2021’s attack on the water plant in Oldsmar, Florida illustrated just how much can go wrong when rural water systems are not adequately protected (though recent reports allege it was not the work of a hacker but rather the result of employee error). However, some experts question whether the bill can actually make a difference. Ron Fabela, CTO at Xona Systems, told SecurityWeek, “This bill focuses on very specific and small water utilities that serve less than 10,000 customers… (Oldsmar wouldn’t necessarily meet the requirements for this funding avenue.)” Mike Hamilton, CISO at Critical Insight says the funding is “not remotely enough. If this is the size of the purse, they’re going to have to do some risk-based prioritization as to who gets funds.” Although there is no water grid that can cause cascading problems over large portions of the country, disruption would still be problematic.
US lawmakers call for warrant requirement in Section 702.
US lawmakers continue to debate whether Section 702 of the Foreign Intelligence Surveillance Act (FISA), which allows the warrantless search of foreign communications, should be reinstated when it expires at the end of the year. The Biden administration says the measure is an invaluable surveillance tool that has aided in a number of intelligence operations, but privacy advocates say it violates Americans’ rights and should not be renewed without critical changes. The Wall Street Journal reports that several lawmakers are calling for a warrant requirement to be added to 702. Senator Mike Lee, a Republican out of Utah, said during last week’s hearing that he was in support of a warrant requirement in virtually all domestic searches. Senator Jon Ossoff, a Democrat representing Georgia, said he supported a warrant only in certain circumstances unrelated to national security.
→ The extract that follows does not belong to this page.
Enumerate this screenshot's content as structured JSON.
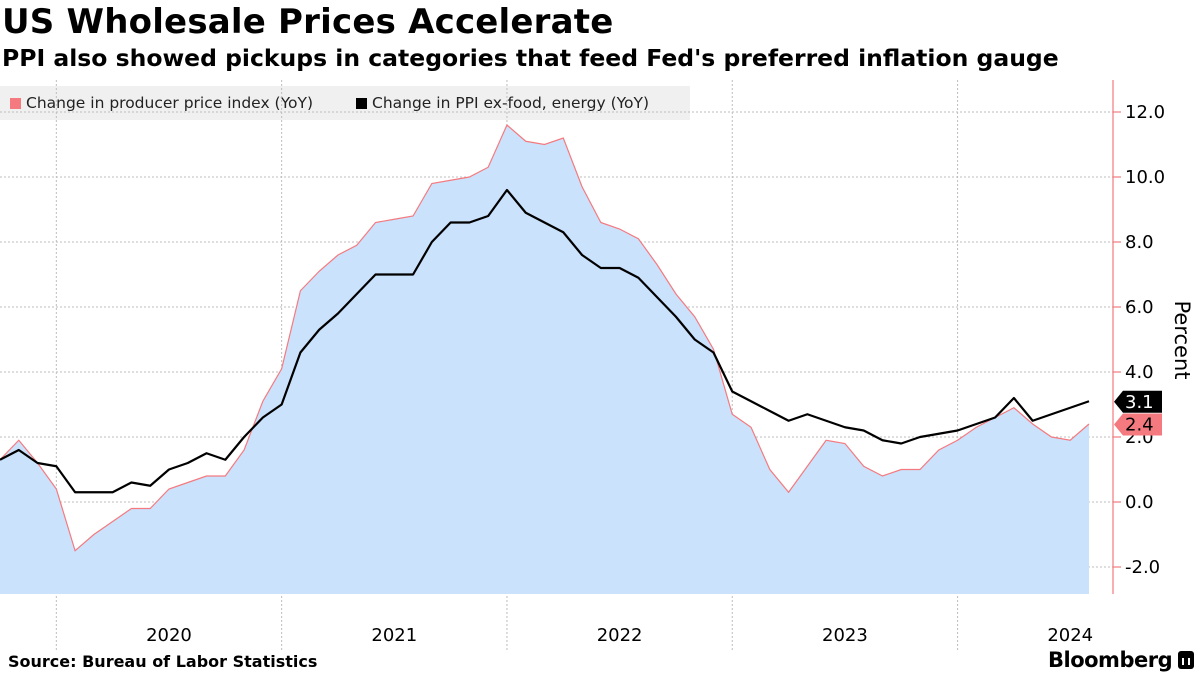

Still, some lawmakers say the need for a warrant would slow intelligence officials’ ability to access vital information. Deputy attorney general Lisa Monaco last week recalled a past incident where Section 702 helped her learn she could be targeted by hackers. “A few years ago, before I came back to government in my current role, the FBI was able to look at its information that was collected under this authority, this 702 authority, and they saw information in there indicating that a hostile nation-state was trying to hack the personal emails of former government officials,” Monaco said. “It turns out one of those former government officials was me.”